I grab my keys and jacket, my mind already shifting gears. Security breach could mean corporate espionage, competitor aggression, or—worst case—something to do with the Heartstone.

As I swing onto my motorcycle, Juno’s face flickers through my mind. Just for a second. Then I’m racing through traffic, weaving between cars with the precision that comes from reflexes honed over centuries.

Whatever’s happening, it’s bad. I can feel it in my bones.

I make the trip in record time, engine roaring as I pull up at the towering office block. The underground parking at Craven Towers is unusually active when I arrive. Security personnel move with purpose, speaking quietly into radios. I catch fragments—“vault,” “midnight,” “no visuals”—that spike my concern.

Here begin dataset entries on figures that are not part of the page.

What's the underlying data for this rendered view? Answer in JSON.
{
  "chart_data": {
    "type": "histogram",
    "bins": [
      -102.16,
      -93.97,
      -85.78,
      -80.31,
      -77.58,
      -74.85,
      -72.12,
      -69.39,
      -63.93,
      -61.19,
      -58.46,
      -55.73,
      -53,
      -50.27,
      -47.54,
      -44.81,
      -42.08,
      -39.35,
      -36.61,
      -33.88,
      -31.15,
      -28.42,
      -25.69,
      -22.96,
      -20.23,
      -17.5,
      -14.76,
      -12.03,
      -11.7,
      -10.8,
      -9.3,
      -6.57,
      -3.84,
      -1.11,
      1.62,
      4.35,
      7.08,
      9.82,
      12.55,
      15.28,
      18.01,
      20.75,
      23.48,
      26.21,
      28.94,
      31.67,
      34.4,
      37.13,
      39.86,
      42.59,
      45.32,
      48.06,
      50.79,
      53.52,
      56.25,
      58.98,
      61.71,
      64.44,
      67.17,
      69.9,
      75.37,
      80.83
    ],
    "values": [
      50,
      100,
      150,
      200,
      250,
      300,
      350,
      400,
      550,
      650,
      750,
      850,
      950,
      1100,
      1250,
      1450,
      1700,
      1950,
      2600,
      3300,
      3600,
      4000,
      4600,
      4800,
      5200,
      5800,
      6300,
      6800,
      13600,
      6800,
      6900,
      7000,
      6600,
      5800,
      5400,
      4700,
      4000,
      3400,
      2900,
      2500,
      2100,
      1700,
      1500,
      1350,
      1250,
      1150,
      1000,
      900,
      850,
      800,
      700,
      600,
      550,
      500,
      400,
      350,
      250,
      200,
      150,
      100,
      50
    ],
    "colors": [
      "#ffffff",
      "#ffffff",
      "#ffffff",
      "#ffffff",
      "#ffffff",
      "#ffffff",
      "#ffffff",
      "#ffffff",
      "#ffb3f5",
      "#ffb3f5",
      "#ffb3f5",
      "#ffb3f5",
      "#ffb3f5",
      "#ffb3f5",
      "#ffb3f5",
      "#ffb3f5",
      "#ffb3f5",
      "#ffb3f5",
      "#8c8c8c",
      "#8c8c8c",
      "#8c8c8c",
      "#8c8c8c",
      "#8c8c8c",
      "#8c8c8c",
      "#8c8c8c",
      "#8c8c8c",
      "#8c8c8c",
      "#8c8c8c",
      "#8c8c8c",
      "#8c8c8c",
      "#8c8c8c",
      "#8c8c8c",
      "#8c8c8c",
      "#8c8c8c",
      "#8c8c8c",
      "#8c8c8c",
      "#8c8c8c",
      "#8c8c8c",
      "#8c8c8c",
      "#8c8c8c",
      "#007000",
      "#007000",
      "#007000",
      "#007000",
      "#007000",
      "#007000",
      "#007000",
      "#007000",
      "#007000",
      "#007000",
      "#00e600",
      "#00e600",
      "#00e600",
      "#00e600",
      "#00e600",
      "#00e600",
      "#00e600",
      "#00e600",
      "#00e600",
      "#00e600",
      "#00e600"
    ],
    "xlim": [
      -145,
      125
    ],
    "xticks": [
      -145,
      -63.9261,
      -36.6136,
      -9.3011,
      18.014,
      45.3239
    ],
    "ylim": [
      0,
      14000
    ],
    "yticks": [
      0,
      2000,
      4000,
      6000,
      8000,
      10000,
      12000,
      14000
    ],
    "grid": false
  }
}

The elevator ride to the executive floor gives me thirty seconds to prepare. I loosen my shoulders, slip on the mask of casualindifference I’ve perfected over centuries. Whatever fire Caleb’s battling, he doesn’t need my panic added to it.

As the doors open, I catch the tail end of a heated exchange. A woman with electric blue hair is gesticulating wildly at Sloane, her voice carrying down the corridor. I recognize her from a bar we went to a few days back. When my uptight brother had acted totally out of character and joined in a lame-assed game of Truth or Dare and then kissed a girl. I would never have believed it if I hadn’t seen it myself.